I haven’t tried this, but can you not first set the shutdown type, then turn the switch off via automation? I’m sure you could in a Rule. Are you needing to dynamically change the shutdown type in an automation or would you set it to one type and just stick with that?
Hmmm, that’s kind of strange. I wonder if the RSM app itself is causing that to happen. All I’m doing is sending an HTTP request to the app. Do these two computers run the same version of Windows? Could there be some other configuration difference that is causing it?
Both computers are running 22H2 version of windows 10 pro and have similar hardware (intel 7th gen and 8th gen) and just to mention my computer haven´t ever woken from sleep by it´s self before this and powercfg says that it´s my intel wireless AC 9462 that keeps waking the computer.
Unfortunately it seems that the computer has woken from sleep at some point of last night even when the monitoring was disabled, so that wasn´t the problem either. I could try to disable RSM and see if that helps because the (unwanted) wake up should probably happen even without that if it´s caused by the driver and I also could check logs from windows event viewer?
EDIT:
I made a little troubleshooting by turning RSM/driver off and the problem still exists, so it must be something else that keeps waking my computer.
Thanks to logs from @Paul_Oliver, I discovered there was a problem with device initialization, which was causing PC Control devices to be created at each Scan for nearby devices. This was overcome by setting a secret value in device Settings, so the device would still work.
I’ve pushed out a driver to fix this: Version 2023-03-29T22:53:17.210028911
Your driver will be automatically updated. There should be no further action required. However, I did experience a very weird glitch while working on this fix where my device Settings for an existing device somehow disappeared. Very strange. Let me know if you experience this as well. You’ll just need to reset them back.

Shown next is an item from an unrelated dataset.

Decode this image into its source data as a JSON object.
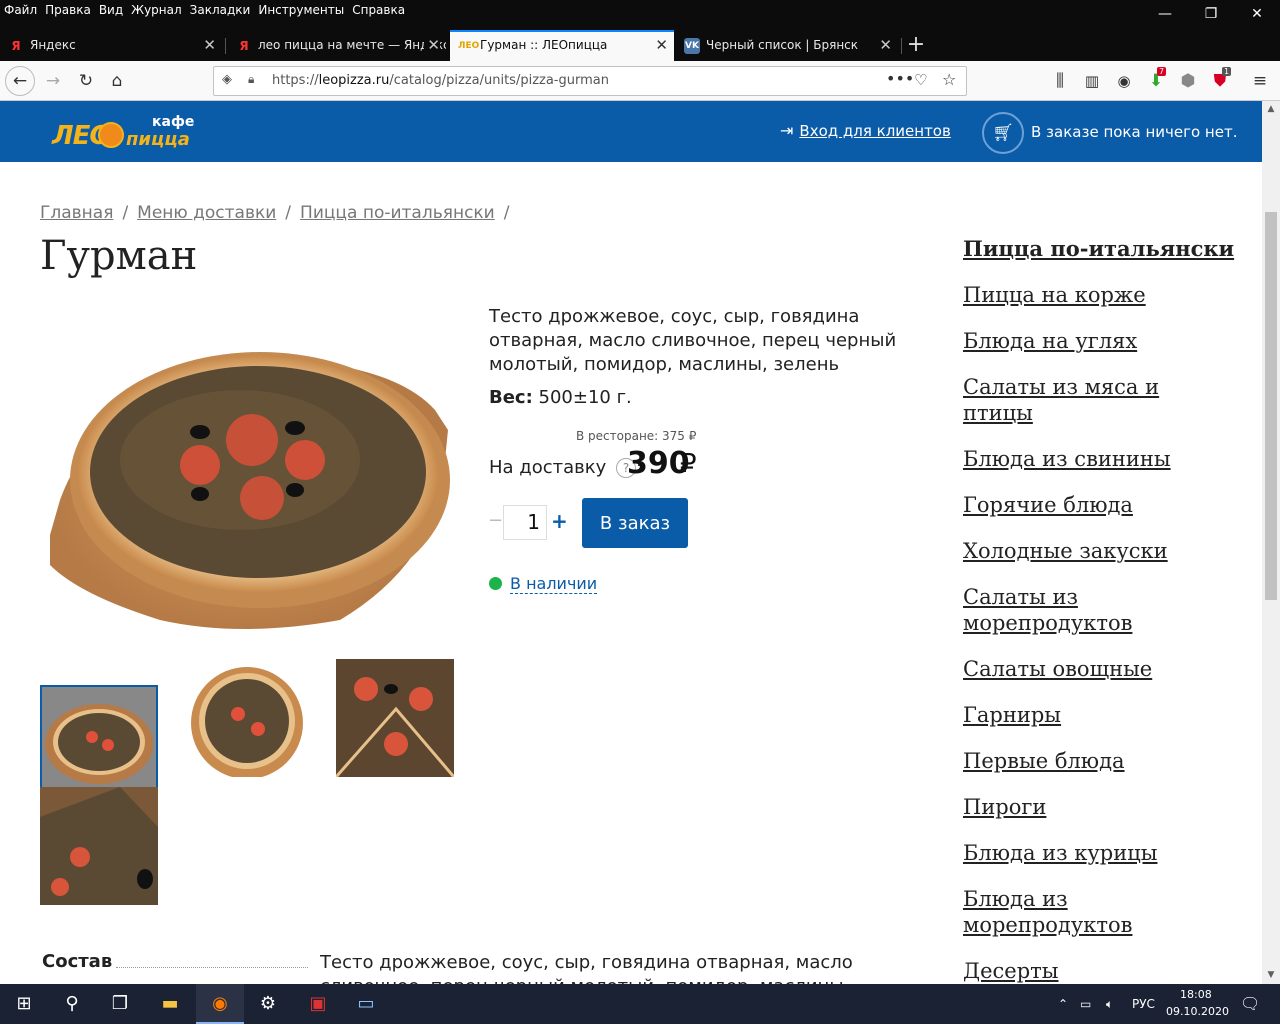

Does this driver also require the Windows Media Player Network Sharing Service to be running on the target machine? I wasn’t able to get the LAN Device Monitor to successfully connect to any of my PCs unless WMPNSS was running - which I couldn’t understand since SSDP was already running.

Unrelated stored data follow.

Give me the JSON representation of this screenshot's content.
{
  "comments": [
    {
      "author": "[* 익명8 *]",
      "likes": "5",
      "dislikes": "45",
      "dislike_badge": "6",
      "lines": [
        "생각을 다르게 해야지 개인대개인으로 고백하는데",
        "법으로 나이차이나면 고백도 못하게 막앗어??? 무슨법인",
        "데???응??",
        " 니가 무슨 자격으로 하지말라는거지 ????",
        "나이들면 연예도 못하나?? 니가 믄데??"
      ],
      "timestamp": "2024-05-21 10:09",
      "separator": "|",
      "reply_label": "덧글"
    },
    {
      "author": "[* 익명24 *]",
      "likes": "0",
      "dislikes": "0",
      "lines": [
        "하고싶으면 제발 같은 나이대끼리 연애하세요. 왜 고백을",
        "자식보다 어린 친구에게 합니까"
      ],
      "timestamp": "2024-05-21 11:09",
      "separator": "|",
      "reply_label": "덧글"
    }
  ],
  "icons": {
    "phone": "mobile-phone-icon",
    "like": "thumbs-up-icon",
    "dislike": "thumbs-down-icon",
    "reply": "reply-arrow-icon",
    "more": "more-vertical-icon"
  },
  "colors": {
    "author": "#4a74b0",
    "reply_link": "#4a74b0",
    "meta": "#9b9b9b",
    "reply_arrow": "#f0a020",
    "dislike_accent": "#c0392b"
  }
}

Your PC’s networking hardware needs to support the Wake-on-LAN functionality. Most PCs do work, and it may just be a matter of enabling it. There are lots of how-to’s if you do a Google search, but if you have a Windows PC, here’s one:
I tried it, but didn´t manage to get it work. I can get my server now to sleep with HTTP request via browser but I haven´t got this whole reverse MAC thing to work yet. There´s probably something wrong with my configuration that I don´t understand, my knowledge as dabbler is quite limited after all
Honestly, I don’t really understand how this reverse mac idea could work, but I guess there is some magic in the code - I haven’t looked at it. WoL packets are typically handled at the hardware level so I don’t how a reversed mac address could even get recognized.
I made some silly mistake with my subnet mask configuration and can now confirm that your PC Control Driver works great with sleep-on-lan with reverse MAC and I can now wake/suspend my fileserver from ST
Nice! Thanks for reporting; you might want to make a post into that other driver topic just to make people aware that the sleep-on-lan app that you found can be used with that driver.